A Burson representative confirmed that the memo is accurate, but said he did not know who sent it to the Journal.

Penn stepped down from his position as chief strategist on Sunday to play a lesser role in the Clinton campaign following media reports that he met with Ambassador Carolina Barco Isakson to discuss Burson's work with the Colombian government on the proposed Fair Trade Agreement, which Clinton opposes.

Burson told employees that Penn met with Barco, whom he has known for more than 30 years, and her staff, as agency CEO, not Clinton campaign aide, and that he had no role in the account, according to the Journal's report.

The Colombian government terminated its $300,000 contract with Burson after reports of the meeting surfaced in the press and Penn issued a statement calling the meeting an “error in judgment.”

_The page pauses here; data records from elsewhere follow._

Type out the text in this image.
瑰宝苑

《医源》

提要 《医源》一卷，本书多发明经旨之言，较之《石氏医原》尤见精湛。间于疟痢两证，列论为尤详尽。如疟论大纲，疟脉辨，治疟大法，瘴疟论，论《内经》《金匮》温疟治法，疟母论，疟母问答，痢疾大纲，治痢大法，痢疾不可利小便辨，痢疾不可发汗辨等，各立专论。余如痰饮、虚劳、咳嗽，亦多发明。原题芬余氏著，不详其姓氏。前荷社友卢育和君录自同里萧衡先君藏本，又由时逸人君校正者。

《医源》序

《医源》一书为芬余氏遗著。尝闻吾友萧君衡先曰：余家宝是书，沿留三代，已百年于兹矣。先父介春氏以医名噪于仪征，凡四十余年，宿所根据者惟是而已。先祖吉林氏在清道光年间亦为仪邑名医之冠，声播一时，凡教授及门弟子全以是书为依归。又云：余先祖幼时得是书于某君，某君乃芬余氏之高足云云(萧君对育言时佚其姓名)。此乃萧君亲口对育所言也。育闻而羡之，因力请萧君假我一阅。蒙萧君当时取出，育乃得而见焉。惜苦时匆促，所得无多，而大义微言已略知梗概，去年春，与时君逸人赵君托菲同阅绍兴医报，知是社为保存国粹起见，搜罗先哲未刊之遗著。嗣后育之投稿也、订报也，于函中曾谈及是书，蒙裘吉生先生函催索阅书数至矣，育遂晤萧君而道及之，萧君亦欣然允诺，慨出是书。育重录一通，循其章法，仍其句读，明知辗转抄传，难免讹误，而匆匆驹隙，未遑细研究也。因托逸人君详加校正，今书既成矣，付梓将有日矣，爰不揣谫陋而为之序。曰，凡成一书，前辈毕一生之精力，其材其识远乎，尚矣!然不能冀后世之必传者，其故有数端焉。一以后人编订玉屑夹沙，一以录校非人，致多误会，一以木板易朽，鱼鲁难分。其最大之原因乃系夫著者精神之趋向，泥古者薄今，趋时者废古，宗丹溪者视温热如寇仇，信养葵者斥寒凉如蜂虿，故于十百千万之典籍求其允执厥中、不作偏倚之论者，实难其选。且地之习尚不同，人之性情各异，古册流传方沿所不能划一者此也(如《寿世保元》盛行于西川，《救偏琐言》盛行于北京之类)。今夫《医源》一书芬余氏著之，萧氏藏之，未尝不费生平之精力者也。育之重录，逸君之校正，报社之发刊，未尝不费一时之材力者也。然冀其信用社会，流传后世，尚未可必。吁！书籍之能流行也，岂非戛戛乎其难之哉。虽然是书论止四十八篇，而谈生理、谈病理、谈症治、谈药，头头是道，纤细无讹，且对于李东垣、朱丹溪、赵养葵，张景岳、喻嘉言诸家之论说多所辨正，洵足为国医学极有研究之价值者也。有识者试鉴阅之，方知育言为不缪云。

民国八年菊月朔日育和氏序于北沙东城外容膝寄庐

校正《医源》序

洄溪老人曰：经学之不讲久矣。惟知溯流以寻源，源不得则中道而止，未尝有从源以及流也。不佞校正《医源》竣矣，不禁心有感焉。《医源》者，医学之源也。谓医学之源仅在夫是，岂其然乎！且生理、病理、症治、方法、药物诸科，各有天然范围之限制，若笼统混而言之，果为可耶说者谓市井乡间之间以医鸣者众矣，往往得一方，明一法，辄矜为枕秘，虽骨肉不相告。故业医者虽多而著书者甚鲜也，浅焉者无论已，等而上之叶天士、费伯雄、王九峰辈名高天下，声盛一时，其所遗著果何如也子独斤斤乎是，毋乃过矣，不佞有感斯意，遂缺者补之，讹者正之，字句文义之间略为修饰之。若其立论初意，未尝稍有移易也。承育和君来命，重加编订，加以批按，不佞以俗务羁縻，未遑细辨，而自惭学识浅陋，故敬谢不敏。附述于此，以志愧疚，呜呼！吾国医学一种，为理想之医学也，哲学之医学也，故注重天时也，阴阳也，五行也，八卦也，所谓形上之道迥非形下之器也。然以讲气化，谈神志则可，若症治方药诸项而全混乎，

Colombian President Alvaro Uribe said that Penn's statement showed “a lack of respect to Colombians.”

The Huffington Post also reported on April 7 that Penn told Burson managing directors, during a conference call, that media attention on his resignation would soon decrease and that he would be able to spend more time working for the agency.

A Burson representative told PRWeek that he did not know who had leaked the conversation to the Huffington Post.